Origine ed etimologia del cognome Carlini
Il cognome Carlini ha radici chiaramente italiane e la sua struttura suggerisce un'origine patronimica o diminutiva. La desinenza "-ini" nei cognomi italiani indica solitamente una forma diminutiva o patronimica, che denota discendenza o appartenenza ad una famiglia imparentata con un dato nome. In questo caso il cognome deriva probabilmente dal nome "Carlo", che in italiano significa "Carlo". I Carlini potrebbero quindi essere interpretati come "i piccoli di Carlo" o "i discendenti di Carlo".
Il nome "Carlo" ha una lunga storia in Italia, essendo uno dei nomi più comuni della tradizione italiana, associato a personaggi storici e nobili. L'aggiunta del suffisso "-ini" indica una forma affettuosa o diminutiva, che anticamente serviva a distinguere famiglie o casati imparentati con un antenato di nome Carlo. Pertanto, il cognome Carlini potrebbe essere nato in comunità in cui un antenato con quel nome era particolarmente influente o riconosciuto.
Inoltre, esistono varianti ortografiche correlate, come Carlino, Carlin o Carlinetti,che condividono anche la stessa origine e significato. La presenza di queste varianti in diverse regioni può riflettere adattamenti fonetici o ortografici nel tempo e nei diversi dialetti italiani.
Il cognome Carlini, quindi, ha un'origine chiaramente patronimica, legata alla figura di un antenato di nome Carlo, e si consolidò in diverse regioni d'Italia, diffondendosi successivamente attraverso le migrazioni. La storia del cognome è strettamente legata alla tradizione italiana, dove i cognomi patronimici sono diffusi e riflettono la struttura sociale e familiare di epoche passate.
Presenza regionale e dati per continenti
L'analisi della presenza del cognome Carlini in diverse regioni del mondo rivela modelli interessanti. In Europa, l’Italia è chiaramente l’epicentro dell’incidenza, con la più alta concentrazione di persone che portano questo cognome. La tradizione e la storia familiare in Italia hanno mantenuto vivo il cognome nel corso dei secoli, soprattutto nelle regioni settentrionali e centrali del Paese.
In America, la presenza del cognome è notevole nei paesi con forte comunità italiana, come Brasile e Argentina. L'emigrazione italiana nei secoli XIX e XX è stata un fattore determinante affinché il cognome si affermasse in queste nazioni, dove le comunità italiane hanno mantenuto le proprie tradizioni e legami culturali. L'incidenza in Brasile, con circa 3.516 persone, rappresenta quasi il 33% del totale mondiale, essendo il Paese con la maggiore presenza al di fuori dell'Italia.
Negli Stati Uniti, con circa 1.166 persone, il cognome Carlini fa parte anche delle comunità italiane nelle città a forte presenza di immigrati. La distribuzione negli Stati Uniti riflette i movimenti migratori interni e l'integrazione delle famiglie italiane nella cultura americana.
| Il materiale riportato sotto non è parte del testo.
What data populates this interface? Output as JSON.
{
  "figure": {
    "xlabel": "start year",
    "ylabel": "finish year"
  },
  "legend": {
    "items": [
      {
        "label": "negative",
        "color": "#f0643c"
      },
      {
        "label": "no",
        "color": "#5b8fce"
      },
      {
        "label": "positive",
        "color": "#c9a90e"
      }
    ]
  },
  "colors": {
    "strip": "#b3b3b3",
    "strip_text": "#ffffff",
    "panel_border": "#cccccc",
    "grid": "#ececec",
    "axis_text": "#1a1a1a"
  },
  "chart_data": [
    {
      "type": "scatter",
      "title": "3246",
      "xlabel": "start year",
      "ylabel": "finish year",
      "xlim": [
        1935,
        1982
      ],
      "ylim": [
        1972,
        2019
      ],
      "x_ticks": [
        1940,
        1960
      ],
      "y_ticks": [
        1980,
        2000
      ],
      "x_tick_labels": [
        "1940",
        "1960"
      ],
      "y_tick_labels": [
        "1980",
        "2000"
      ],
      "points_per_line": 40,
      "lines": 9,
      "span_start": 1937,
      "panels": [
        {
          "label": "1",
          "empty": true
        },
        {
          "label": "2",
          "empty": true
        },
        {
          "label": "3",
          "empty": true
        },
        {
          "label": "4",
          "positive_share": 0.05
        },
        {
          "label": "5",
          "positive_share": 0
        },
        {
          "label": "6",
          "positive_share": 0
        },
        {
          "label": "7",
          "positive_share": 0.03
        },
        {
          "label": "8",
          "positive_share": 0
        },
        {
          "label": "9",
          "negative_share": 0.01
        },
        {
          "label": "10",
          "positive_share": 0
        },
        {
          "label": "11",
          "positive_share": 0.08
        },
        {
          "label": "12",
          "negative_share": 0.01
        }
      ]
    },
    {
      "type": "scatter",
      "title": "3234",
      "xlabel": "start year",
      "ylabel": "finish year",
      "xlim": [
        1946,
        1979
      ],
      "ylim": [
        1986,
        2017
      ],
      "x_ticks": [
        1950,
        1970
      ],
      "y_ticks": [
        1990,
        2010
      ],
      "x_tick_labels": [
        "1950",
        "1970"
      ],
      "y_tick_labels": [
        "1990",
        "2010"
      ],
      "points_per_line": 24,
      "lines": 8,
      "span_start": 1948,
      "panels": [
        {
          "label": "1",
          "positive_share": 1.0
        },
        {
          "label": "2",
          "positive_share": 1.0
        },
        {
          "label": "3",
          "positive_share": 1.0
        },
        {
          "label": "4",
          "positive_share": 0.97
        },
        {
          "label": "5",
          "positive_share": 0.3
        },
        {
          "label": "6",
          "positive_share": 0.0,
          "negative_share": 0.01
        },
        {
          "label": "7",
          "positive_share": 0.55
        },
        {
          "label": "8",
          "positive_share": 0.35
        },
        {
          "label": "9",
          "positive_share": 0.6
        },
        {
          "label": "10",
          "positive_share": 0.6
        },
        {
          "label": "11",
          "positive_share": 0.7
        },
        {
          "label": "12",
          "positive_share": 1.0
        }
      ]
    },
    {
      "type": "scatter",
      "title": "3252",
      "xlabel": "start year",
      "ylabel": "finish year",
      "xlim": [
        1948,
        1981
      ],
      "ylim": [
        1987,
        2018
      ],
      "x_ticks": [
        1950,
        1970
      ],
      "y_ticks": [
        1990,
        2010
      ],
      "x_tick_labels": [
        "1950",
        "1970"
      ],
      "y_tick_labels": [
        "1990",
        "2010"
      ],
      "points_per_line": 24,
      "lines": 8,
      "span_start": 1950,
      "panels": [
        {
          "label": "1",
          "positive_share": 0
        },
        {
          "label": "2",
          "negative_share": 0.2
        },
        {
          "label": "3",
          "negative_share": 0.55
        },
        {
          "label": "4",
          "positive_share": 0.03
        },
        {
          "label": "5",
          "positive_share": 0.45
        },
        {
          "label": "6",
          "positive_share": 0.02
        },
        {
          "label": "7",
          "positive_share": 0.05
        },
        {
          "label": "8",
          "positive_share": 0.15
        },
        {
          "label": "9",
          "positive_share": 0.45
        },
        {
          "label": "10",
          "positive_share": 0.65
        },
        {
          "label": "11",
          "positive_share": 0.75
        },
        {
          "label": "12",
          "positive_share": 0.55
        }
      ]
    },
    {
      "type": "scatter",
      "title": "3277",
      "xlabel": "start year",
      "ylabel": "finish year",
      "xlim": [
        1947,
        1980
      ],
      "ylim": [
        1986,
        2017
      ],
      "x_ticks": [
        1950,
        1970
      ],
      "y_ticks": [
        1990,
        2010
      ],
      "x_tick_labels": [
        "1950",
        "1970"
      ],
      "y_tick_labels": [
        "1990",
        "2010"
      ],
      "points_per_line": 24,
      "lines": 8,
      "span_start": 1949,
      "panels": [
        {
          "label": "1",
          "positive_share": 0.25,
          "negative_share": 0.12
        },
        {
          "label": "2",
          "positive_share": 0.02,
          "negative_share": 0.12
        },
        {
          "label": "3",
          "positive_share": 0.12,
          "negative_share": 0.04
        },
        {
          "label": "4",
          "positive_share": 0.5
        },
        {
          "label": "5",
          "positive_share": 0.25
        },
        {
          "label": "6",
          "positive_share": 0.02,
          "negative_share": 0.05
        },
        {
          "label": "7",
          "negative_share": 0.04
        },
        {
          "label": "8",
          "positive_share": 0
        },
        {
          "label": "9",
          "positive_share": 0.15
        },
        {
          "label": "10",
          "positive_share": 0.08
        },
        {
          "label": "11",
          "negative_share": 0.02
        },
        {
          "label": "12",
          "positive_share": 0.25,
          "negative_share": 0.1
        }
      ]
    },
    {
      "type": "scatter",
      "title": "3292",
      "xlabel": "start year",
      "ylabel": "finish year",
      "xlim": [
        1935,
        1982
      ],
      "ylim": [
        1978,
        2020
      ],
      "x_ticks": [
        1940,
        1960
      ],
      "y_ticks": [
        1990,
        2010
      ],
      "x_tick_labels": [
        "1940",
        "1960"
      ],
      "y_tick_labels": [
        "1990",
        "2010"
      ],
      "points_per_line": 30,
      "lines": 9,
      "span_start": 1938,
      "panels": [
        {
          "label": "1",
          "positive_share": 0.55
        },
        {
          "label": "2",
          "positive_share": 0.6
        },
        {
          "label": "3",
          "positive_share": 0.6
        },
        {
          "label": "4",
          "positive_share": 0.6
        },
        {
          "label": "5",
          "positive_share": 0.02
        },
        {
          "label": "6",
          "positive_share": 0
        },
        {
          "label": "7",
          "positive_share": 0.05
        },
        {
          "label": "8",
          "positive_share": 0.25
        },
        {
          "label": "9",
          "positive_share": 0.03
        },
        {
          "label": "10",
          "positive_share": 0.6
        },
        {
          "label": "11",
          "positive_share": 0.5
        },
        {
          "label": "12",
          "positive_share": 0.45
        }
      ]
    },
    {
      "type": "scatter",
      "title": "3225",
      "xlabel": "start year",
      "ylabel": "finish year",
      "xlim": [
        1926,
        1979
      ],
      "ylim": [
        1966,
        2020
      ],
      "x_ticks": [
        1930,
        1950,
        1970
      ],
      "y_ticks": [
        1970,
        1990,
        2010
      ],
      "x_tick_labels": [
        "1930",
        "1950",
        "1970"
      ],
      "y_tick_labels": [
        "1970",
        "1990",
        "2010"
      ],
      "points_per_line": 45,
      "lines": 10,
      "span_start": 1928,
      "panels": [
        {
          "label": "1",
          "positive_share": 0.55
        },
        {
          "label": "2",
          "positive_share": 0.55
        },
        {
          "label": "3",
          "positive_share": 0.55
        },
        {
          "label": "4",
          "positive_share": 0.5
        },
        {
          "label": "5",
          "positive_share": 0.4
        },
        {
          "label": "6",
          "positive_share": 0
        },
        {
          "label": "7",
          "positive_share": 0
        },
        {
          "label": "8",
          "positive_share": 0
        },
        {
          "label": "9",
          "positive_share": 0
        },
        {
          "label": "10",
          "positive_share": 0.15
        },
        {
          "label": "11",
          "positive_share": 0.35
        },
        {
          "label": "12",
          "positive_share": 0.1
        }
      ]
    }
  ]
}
In altri continenti, come Africa e Asia, la presenza del cognome è molto più bassa, con record in paesi come il Sud Africa, con 17 persone, e in paesi asiatici come le Filippine o l'India, dove l'incidenza è praticamente insignificante. Tuttavia, questi dati mostrano come la diaspora italiana abbia raggiunto diverse parti del mondo, anche se su scala minore.
In sintesi, la presenza del cognome Carlini in diverse regioni riflette una storia di migrazione e insediamento, con un forte radicamento in Italia e una significativa espansione in America, soprattutto nei paesi con ondate migratorie italiane. La dispersione globale del cognome è una testimonianza dell'influenza culturale e migratoria italiana nel mondo.